A few things to note about riding a motorcycle onto B.C. Ferries:
- Motorcycles get priority boarding. No more reservations and no missed sailings.
- Motorcycles, on most boats, are first on and first off. Beat the traffic out of town.
- Motorcycles sail cheaper than cars. Roughly $20-25 less than a car per trip.
Now, if you have never ridden aboard, here is an overview of how it goes down. Read these over so when you do finally take the bike on that Sunshine Coast – Vancouver Island Loop, you’re not left wondering what to do.
Ride up to the ticket booth like you normally would and pay your fare. Remember, B.C. Ferries accepts cash and credit card, no debit, so be prepared. It is always easiest to shut your bike down when you’re at the ticket booth. It reduces noise, exhaust and makes it a little bit easier to get in and out of your wallet. The ticket vendor will then give you special instructions as to where to go (remember that priority boarding thing?). As an example, at Horseshoe Bay, they may route you up lane 83 to the top of the ramp, in front of the other cars. At smaller terminals like Earl’s Cover, where there is no attendant, just look for the sign that says “MOTORCYCLES”.
Once all the cars have disembarked from the ship, the ferry attendant will give the bikes the go ahead to load up. Simply follow the attendant’s instructions as to where you should be headed, there are always several to guide you. You will ride up to the front of the ship along the outside edge where you may, or may not, see this sign.
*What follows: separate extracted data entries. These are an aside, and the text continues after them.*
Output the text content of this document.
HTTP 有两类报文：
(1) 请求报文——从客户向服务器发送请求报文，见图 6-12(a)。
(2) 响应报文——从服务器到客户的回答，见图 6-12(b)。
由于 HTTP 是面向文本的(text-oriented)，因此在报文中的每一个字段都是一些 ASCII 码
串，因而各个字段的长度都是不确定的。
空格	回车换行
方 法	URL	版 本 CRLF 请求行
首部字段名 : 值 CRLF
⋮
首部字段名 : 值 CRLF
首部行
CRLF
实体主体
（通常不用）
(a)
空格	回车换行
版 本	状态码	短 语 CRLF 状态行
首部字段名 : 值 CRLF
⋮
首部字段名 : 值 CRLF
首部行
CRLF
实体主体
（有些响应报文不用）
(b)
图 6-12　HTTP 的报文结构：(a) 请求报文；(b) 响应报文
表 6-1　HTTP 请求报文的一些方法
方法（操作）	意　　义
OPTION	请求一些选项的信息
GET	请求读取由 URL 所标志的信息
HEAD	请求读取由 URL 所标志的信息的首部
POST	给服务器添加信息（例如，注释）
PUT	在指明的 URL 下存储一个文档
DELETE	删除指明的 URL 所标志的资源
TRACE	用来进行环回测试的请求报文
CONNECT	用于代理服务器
If you don’t see the sign, or if it only kind of makes sense, no worries, here is what to do. Once you get up to the front simply back your bike against the rail at a 45 degree angle to the center of the ship like this and leave it in low gear.
Lean your bike onto its sidestand to stop it from falling to the left. On the ride side grab one of the wooden blocks provided (you will see them laying around behind the rail or on a rack) and slide it into the frame and under the exhaust. These will help to stop the motorcycle from falling to the right.
Now you are all set up to go enjoy the scenery, grab a coffee, or whatever it is you do on a ferry. I take lots, and lot of pictures.
When they make the announcment that you are nearing your terminal, head back down to your bike. Remove the block and start gearing up in preperation for arrival. You want to make sure to be at the motorcycle when you hit land for a couple of reasons. First, you want to be sitting on your bike so you can brace it for impact with the shorepilings. For the most part, it is no issue, but it can sometimes hit pretty hard. Better safe than sorry. Second, as mentioned before, first on, first off, so get to your bike and be ready to roll. You will probably want to fire up once you’ve hit land and the vehicle ramp is making its way down to the deck. This will give you a minute or two to warm the bike up and adjust your position out of 45 degrees to head off the ship.
That is really about all there is to it. Here are a few other things to keep in mind:
- Ride SLOWLY onto and off the ship. The metal deck is slippery. The ramps are slippery and often metal grates.
- In order to get on a ship you must arrive 10 minutes prior to departure. I recommend arriving earlier to chat with the other riders. Shoot to get there 30 minutes prior to departure to swap stories, get local info and check out the other bikes.
- Don’t leave your helmet sitting on your seat. It will end up on the ground, damaged and rolling around the car deck.
- Don’t speed leaving the ferry terminals. These areas are hot beds for police knowing people are itching to get rolling. Be smart and adhere to the 20-40 km/h posted speeds, they only last a kilometer at the most.
Hope to see you on the boat, so saddle up and ride.